The New York Times Sheds New Light on the Lisa Miller Kidnapping Case

New York Times reporter Erik Eckholm has a big front-page story in Sunday’s paper on a case that readers of RWW are familiar with: the disappearance of Lisa Miller. Eckholm traveled to Nicaragua to talk with the Mennonite communities that have helped harbor Miller and her daughter Isabella on their flight from United States law enforcement and from Isabella’s other legal parent, Miller’s former partner Janet Jenkins of Vermont. Miller, who kidnapped her daughter rather than allow her to have visitation rights with Jenkins, has become a cause celebre among the Religious Right, a supposed victim of anti-Christian persecution.

Eckholm supplies us with an illuminating and creepy anecdote about a family of hamsters left to die in Miller’s abandoned house, and casts some light on the thinking of those who helped harbor Miller in Nicaragua. But there’s one important piece of the puzzle that remains a mystery: did Miller’s attorneys at Liberty University have anything to do with Miller’s disappearance? LU Law School dean Mat Staver tells Eckholm that he was surprised as anyone when Miller disappeared, as he has since it first became known.

But Liberty University’s relationship with Miller has always been a little complicated. Rena Lindevaldsen, an LU Law School dean and Miller’s attorney before she disappeared, has now written a book arguing Miller’s case.
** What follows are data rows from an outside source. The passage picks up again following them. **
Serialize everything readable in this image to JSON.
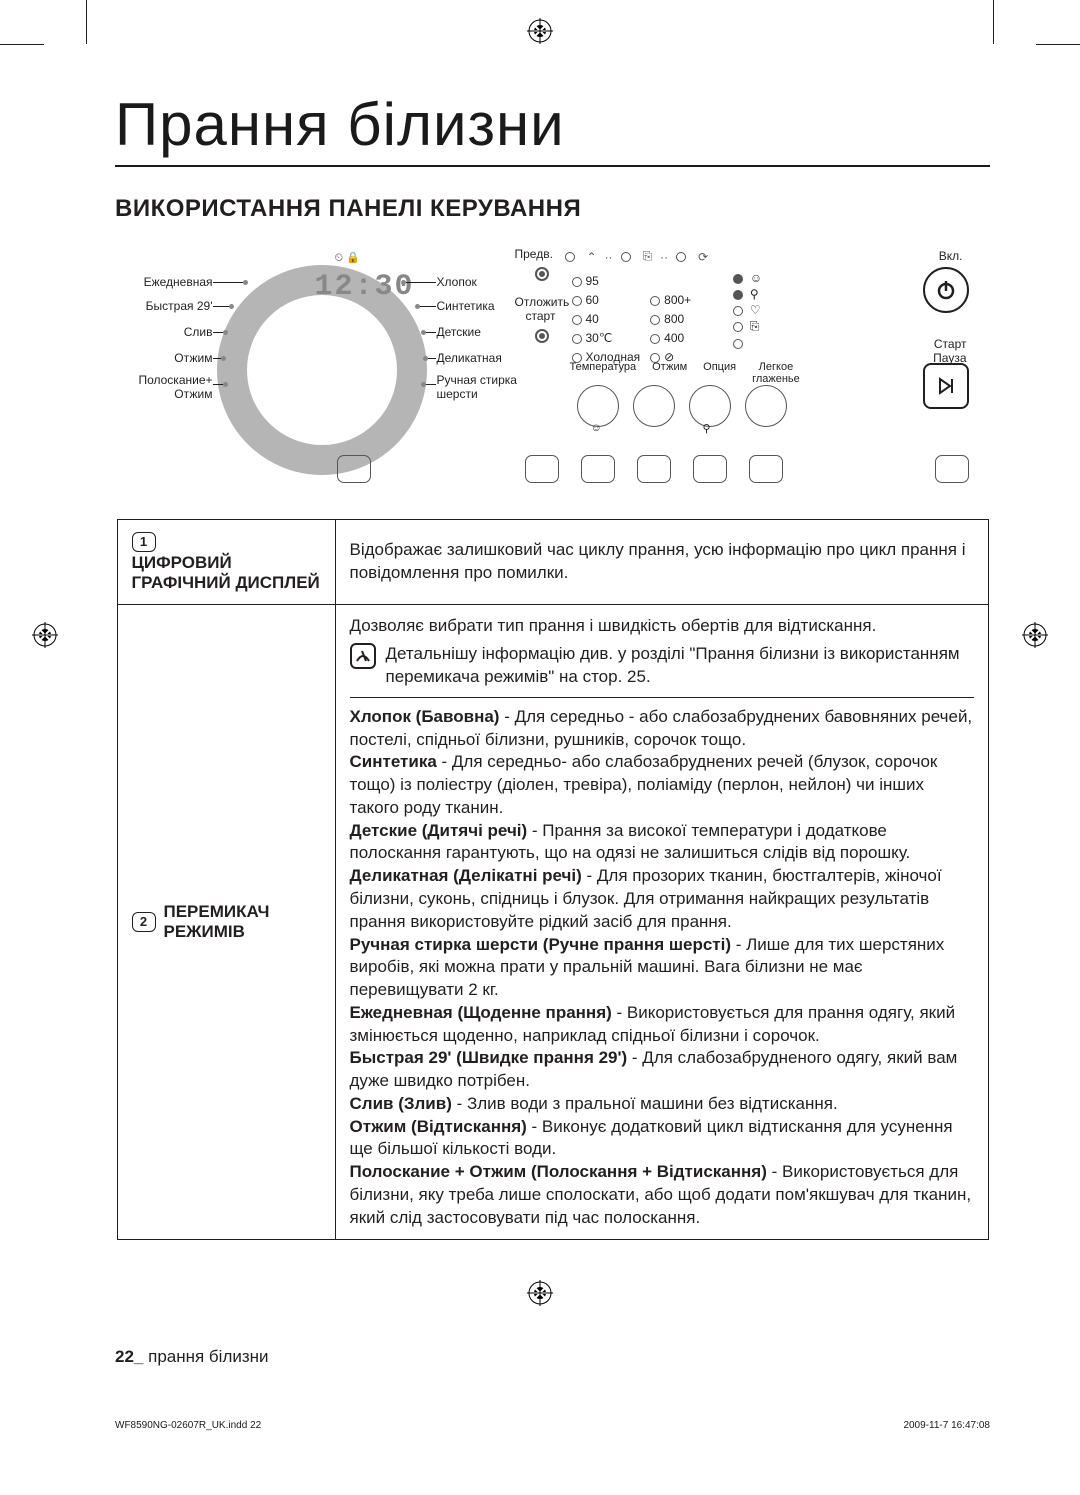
{
  "page": {
    "title": "Прання білизни",
    "section_heading": "ВИКОРИСТАННЯ ПАНЕЛІ КЕРУВАННЯ",
    "footer_page": "22_",
    "footer_text": "прання білизни",
    "print_left": "WF8590NG-02607R_UK.indd   22",
    "print_right": "2009-11-7   16:47:08"
  },
  "panel": {
    "display_digits": "12:30",
    "top_center_label": "Предв.",
    "delay_label": "Отложить\nстарт",
    "power_label": "Вкл.",
    "start_label": "Старт\nПауза",
    "left_labels": [
      "Ежедневная",
      "Быстрая 29'",
      "Слив",
      "Отжим",
      "Полоскание+\nОтжим"
    ],
    "right_labels": [
      "Хлопок",
      "Синтетика",
      "Детские",
      "Деликатная",
      "Ручная стирка\nшерсти"
    ],
    "temps": [
      "95",
      "60",
      "40",
      "30℃",
      "Холодная"
    ],
    "spins": [
      "",
      "800+",
      "800",
      "400",
      "⊘"
    ],
    "option_icons": [
      "☺",
      "⚲",
      "♡",
      "⎘",
      ""
    ],
    "bottom_labels": [
      "Температура",
      "Отжим",
      "Опция",
      "Легкое\nглаженье"
    ]
  },
  "table": {
    "row1": {
      "num": "1",
      "label": "ЦИФРОВИЙ\nГРАФІЧНИЙ ДИСПЛЕЙ",
      "text": "Відображає залишковий час циклу прання, усю інформацію про цикл прання і повідомлення про помилки."
    },
    "row2": {
      "num": "2",
      "label": "ПЕРЕМИКАЧ\nРЕЖИМІВ",
      "intro": "Дозволяє вибрати тип прання і швидкість обертів для відтискання.",
      "info": "Детальнішу інформацію див. у розділі \"Прання білизни із використанням перемикача режимів\" на стор. 25.",
      "items": [
        {
          "b": "Хлопок (Бавовна)",
          "t": " - Для середньо - або слабозабруднених бавовняних речей, постелі, спідньої білизни, рушників, сорочок тощо."
        },
        {
          "b": "Синтетика",
          "t": " - Для середньо- або слабозабруднених речей (блузок, сорочок тощо) із поліестру (діолен, тревіра), поліаміду (перлон, нейлон) чи інших такого роду тканин."
        },
        {
          "b": "Детские (Дитячі речі)",
          "t": " - Прання за високої температури і додаткове полоскання гарантують, що на одязі не залишиться слідів від порошку."
        },
        {
          "b": "Деликатная (Делікатні речі)",
          "t": " - Для прозорих тканин, бюстгалтерів, жіночої білизни, суконь, спідниць і блузок. Для отримання найкращих результатів прання використовуйте рідкий засіб для прання."
        },
        {
          "b": "Ручная стирка шерсти (Ручне прання шерсті)",
          "t": " - Лише для тих шерстяних виробів, які можна прати у пральній машині. Вага білизни не має перевищувати 2 кг."
        },
        {
          "b": "Ежедневная (Щоденне прання)",
          "t": " - Використовується для прання одягу, який змінюється щоденно, наприклад спідньої білизни і сорочок."
        },
        {
          "b": "Быстрая 29' (Швидке прання 29')",
          "t": " - Для слабозабрудненого одягу, який вам дуже швидко потрібен."
        },
        {
          "b": "Слив (Злив)",
          "t": " - Злив води з пральної машини без відтискання."
        },
        {
          "b": "Отжим (Відтискання)",
          "t": " - Виконує додатковий цикл відтискання для усунення ще більшої кількості води."
        },
        {
          "b": "Полоскание + Отжим (Полоскання + Відтискання)",
          "t": " - Використовується для білизни, яку треба лише сполоскати, або щоб додати пом'якшувач для тканин, який слід застосовувати під час полоскання."
        }
      ]
    }
  },
  "colors": {
    "text": "#231f20",
    "rule": "#231f20",
    "dial": "#b5b5b5",
    "muted": "#888888"
  }
}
And even before Miller kidnapped with Isabella, Lindevaldsen and Staver were teaching Miller’s case as an example of a situation where the demands of “God’s law” trump those of “man’s law.” Religion Dispatches’ Sarah Posner talked with several students who had taken a required class from the two deans and got her hands on a copy of an exam that quizzed students on what to do in Lisa Miller’s situation:

Students at Liberty Law School tell RD that in the required Foundations of Law class in the fall of 2008, taught by Miller’s attorneys Mat Staver and Rena Lindevaldsen, they were repeatedly instructed that when faced with a conflict between “God’s law” and “man’s law,” they should resolve that conflict through “civil disobedience.” One student said, “the idea was when you are confronted with a particular situation, for instance, if you have a court order against you that is in violation of what you see as God’s law, essentially… civil disobedience was the answer.

This student and two others, who all requested anonymity for fear of reprisal by Staver (who is also the law school’s dean), recounted the classroom discussion of civil disobedience, as well as efforts to draw comparisons between choosing “God’s law” over “man’s law” to the American revolution and Martin Luther King, Jr.’s Letter from a Birmingham Jail. According to one student, in the Foundations course both Staver and Lindevaldsen “espoused the opinion that in situations where God’s law is in direct contradiction to man’s law, we have an obligation to disobey it.”

That semester’s mid-term exam, obtained by RD [see excerpts of the actual exam here], included a question based on Miller’s case asking students to describe what advice they would give her “as a friend who is a Christian lawyer.” After laying out a slanted history of the protracted legal battle, the exam asked, “Lisa needs your counsel on how to think through her legal situation and how to respond as a Christian to this difficult problem. Relying only on what we have learned thus far in class, how would you counsel Lisa?”

Students who wrote that Miller should comply with court orders received bad grades while those who wrote she should engage in civil disobedience received an A, the three students said. “People were appalled,” said one of the students, adding, “especially as lawyers to be, who are trained and licensed to practice the law—to disobey that law, that seemed completely counterintuitive to all of us.”

Still, some knew what they needed to “regurgitate,” in order to get a good grade. “It was obvious by the substance of the class during the semester the answer that they wanted,” said one of the students. “The majority of people that I am acquainted with who did get As wrote that because that was expected of them.”

One of the students who got an A said, “I told them she needed to engage in civil disobedience and seriously consider leaving the country,” adding, “I knew what I needed to write.”

Given what was expected of them on the exam, and the tenor of the class, there is “not a lot of shock among the students about the current developments,” said one of the students, referring to the revelation that Miller is in hiding in Nicaragua. “Everybody semi-suspected that Liberty Counsel had something to do with her disappearance.”

Of course, we have no way of knowing what Liberty Counsel knew and when they knew it. But Posner’s reporting shows that it’s certainly worth looking into.